Le gouvernement se retrouve avec deux affaires d’enregistrements de conversations téléphoniques sur les bras dont et l’un et l’autre semblent bien réels. L’existence de l’un, celui d’une « voix » attribuée par Mediapart – et d’autres, admettons à tort, par simplification – à Jérôme Cahuzac, n’a pas été démentie. La réalité de l’autre, celui du Pdg du groupe Rossel à Philippe Hersant en présence de Bernard Tapie, ne l’est pas non plus formellement mais sa teneur est démentie par le communiqué du cabinet d’Arnaud Montebourg selon lequel « l’offre de l’alliance Tapie-Hersant n’a bénéficié d’aucun traitement de faveur ou de défaveur de la part de la République ». Eh bien, franchement, c’est très maladroit. Si ce n’est la République, l’État, prenant en compte l’attitude du groupe Hersant Medias et de Bernard Tapie par le passé, aurait dû mieux veiller aux intérêts des banques (et de leurs déposants), et des salariés des titres de presse du pôle sud de GHM.

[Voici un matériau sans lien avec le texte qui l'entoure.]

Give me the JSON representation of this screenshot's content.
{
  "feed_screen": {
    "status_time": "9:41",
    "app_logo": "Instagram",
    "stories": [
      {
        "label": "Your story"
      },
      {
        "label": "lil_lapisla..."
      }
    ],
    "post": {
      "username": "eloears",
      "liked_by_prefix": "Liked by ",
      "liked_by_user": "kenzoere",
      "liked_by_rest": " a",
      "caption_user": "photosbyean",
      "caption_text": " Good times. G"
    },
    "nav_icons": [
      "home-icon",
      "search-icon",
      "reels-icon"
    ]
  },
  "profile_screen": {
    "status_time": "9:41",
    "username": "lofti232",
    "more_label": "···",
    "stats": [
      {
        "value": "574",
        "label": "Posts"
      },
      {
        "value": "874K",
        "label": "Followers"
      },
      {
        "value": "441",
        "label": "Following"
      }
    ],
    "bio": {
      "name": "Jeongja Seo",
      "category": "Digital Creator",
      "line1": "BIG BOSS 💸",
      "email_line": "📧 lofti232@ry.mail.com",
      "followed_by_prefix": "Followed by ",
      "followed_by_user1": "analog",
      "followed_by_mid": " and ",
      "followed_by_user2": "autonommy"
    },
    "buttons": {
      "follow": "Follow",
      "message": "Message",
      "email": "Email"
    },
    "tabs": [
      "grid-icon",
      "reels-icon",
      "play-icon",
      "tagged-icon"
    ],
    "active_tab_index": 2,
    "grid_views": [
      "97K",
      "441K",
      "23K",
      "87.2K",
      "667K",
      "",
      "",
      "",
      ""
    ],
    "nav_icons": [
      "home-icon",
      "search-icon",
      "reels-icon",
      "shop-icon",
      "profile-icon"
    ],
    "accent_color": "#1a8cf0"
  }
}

Il y a quelque imposture à se féliciter, comme l’a fait Jean-Marc Ayrault, que Bernard Tapie et Philippe Hersant reprennent des titres de presse que le même Philippe Hersant a grandement mis en danger et qu’un Bernard Tapie, qui avait fait une première fois sa fortune sur la reprise de sociétés en difficultés en les dépeçant et en vouant au chômage nombre de leurs salariés, ait les mains libres pour faire de même.

Mais revenons d’abord sur l’affaire Cahuzac. Pour le lectorat du Parisien, lors d’une consultation en ligne, oui, à près de 90 %, l’affaire Cahuzac affaiblit le gouvernement. Une fois n’est pas coutume, on voit un chirurgien formé grâce aux contribuables embrasser une spécialité, la capilliculture chirurgicale, peu essentielle pour la Santé publique, puis se lancer en politique et devenir un ministre estimé compétent et travailleur, tant mieux.

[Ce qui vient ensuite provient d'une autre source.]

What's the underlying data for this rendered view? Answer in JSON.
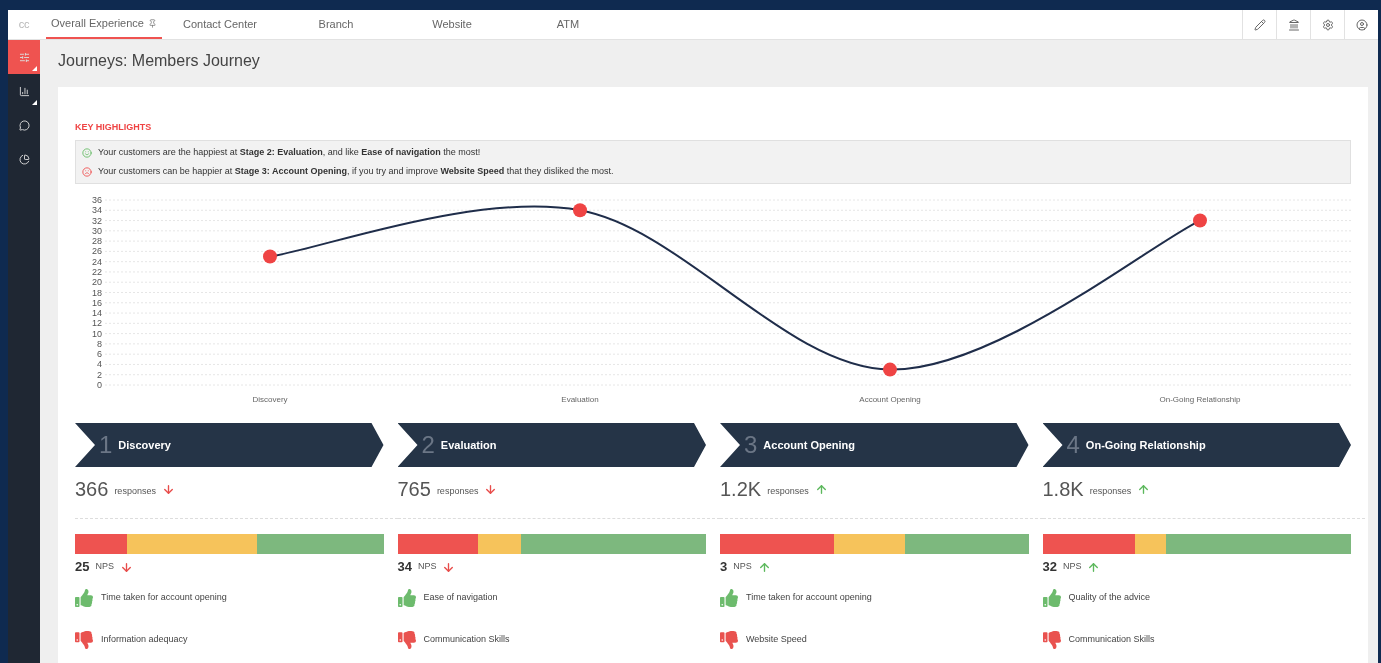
{
  "logo": "cc",
  "tabs": [
    {
      "label": "Overall Experience",
      "selected": true,
      "pinned": true
    },
    {
      "label": "Contact Center",
      "selected": false,
      "pinned": false
    },
    {
      "label": "Branch",
      "selected": false,
      "pinned": false
    },
    {
      "label": "Website",
      "selected": false,
      "pinned": false
    },
    {
      "label": "ATM",
      "selected": false,
      "pinned": false
    }
  ],
  "sidebar": {
    "items": [
      {
        "selected": true,
        "has_submenu": true
      },
      {
        "selected": false,
        "has_submenu": true
      },
      {
        "selected": false,
        "has_submenu": false
      },
      {
        "selected": false,
        "has_submenu": false
      }
    ]
  },
  "page_title": "Journeys: Members Journey",
  "key_highlights": {
    "title": "KEY HIGHLIGHTS",
    "items": [
      {
        "kind": "happy",
        "text": "Your customers are the happiest at **Stage 2: Evaluation**, and like **Ease of navigation** the most!"
      },
      {
        "kind": "sad",
        "text": "Your customers can be happier at **Stage 3: Account Opening**, if you try and improve **Website Speed** that they disliked the most."
      }
    ]
  },
  "chart_data": {
    "type": "line",
    "categories": [
      "Discovery",
      "Evaluation",
      "Account Opening",
      "On-Going Relationship"
    ],
    "grid": true,
    "series": [
      {
        "color": "#1f2d4a",
        "marker": "circle",
        "values": [
          25,
          34,
          3,
          32
        ]
      }
    ],
    "ylim": [
      0,
      36
    ],
    "yticks": [
      0,
      2,
      4,
      6,
      8,
      10,
      12,
      14,
      16,
      18,
      20,
      22,
      24,
      26,
      28,
      30,
      32,
      34,
      36
    ]
  },
  "stages": [
    {
      "number": "1",
      "name": "Discovery",
      "responses": "366",
      "responses_label": "responses",
      "responses_up": false,
      "nps": "25",
      "nps_label": "NPS",
      "nps_up": false,
      "detractors": {
        "level": 0.17
      },
      "non_promoters": {
        "level": 0.59
      },
      "liked": "Time taken for account opening",
      "disliked": "Information adequacy"
    },
    {
      "number": "2",
      "name": "Evaluation",
      "responses": "765",
      "responses_label": "responses",
      "responses_up": false,
      "nps": "34",
      "nps_label": "NPS",
      "nps_up": false,
      "detractors": {
        "level": 0.26
      },
      "non_promoters": {
        "level": 0.4
      },
      "liked": "Ease of navigation",
      "disliked": "Communication Skills"
    },
    {
      "number": "3",
      "name": "Account Opening",
      "responses": "1.2K",
      "responses_label": "responses",
      "responses_up": true,
      "nps": "3",
      "nps_label": "NPS",
      "nps_up": true,
      "detractors": {
        "level": 0.37
      },
      "non_promoters": {
        "level": 0.6
      },
      "liked": "Time taken for account opening",
      "disliked": "Website Speed"
    },
    {
      "number": "4",
      "name": "On-Going Relationship",
      "responses": "1.8K",
      "responses_label": "responses",
      "responses_up": true,
      "nps": "32",
      "nps_label": "NPS",
      "nps_up": true,
      "detractors": {
        "level": 0.3
      },
      "non_promoters": {
        "level": 0.4
      },
      "liked": "Quality of the advice",
      "disliked": "Communication Skills"
    }
  ]
}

Ce n’est donc pas tout à fait un formidable gâchis, comme celui qui voit tant d’ingénieurs, polytechniciens ou autres, se caser dans la finance avec les si bénéfiques résultats que l’on a pu constater. 

Mais s’il se trouvait que le dit ministre ait été motivé d’abord par le souci d’accroître sa fortune, y compris par des moyens que la morale publique est censée réprouver, oui, c’est plus qu’embarrassant pour le gouvernement. Même si ce n’était pas le cas, la perception l’emporte, le ressenti prédomine, et l’affaire n’a pas (ou plus) besoin d’être jugée par des tribunaux pour que la question soit tranchée. C’est, semble-t-il, ce qui se produit.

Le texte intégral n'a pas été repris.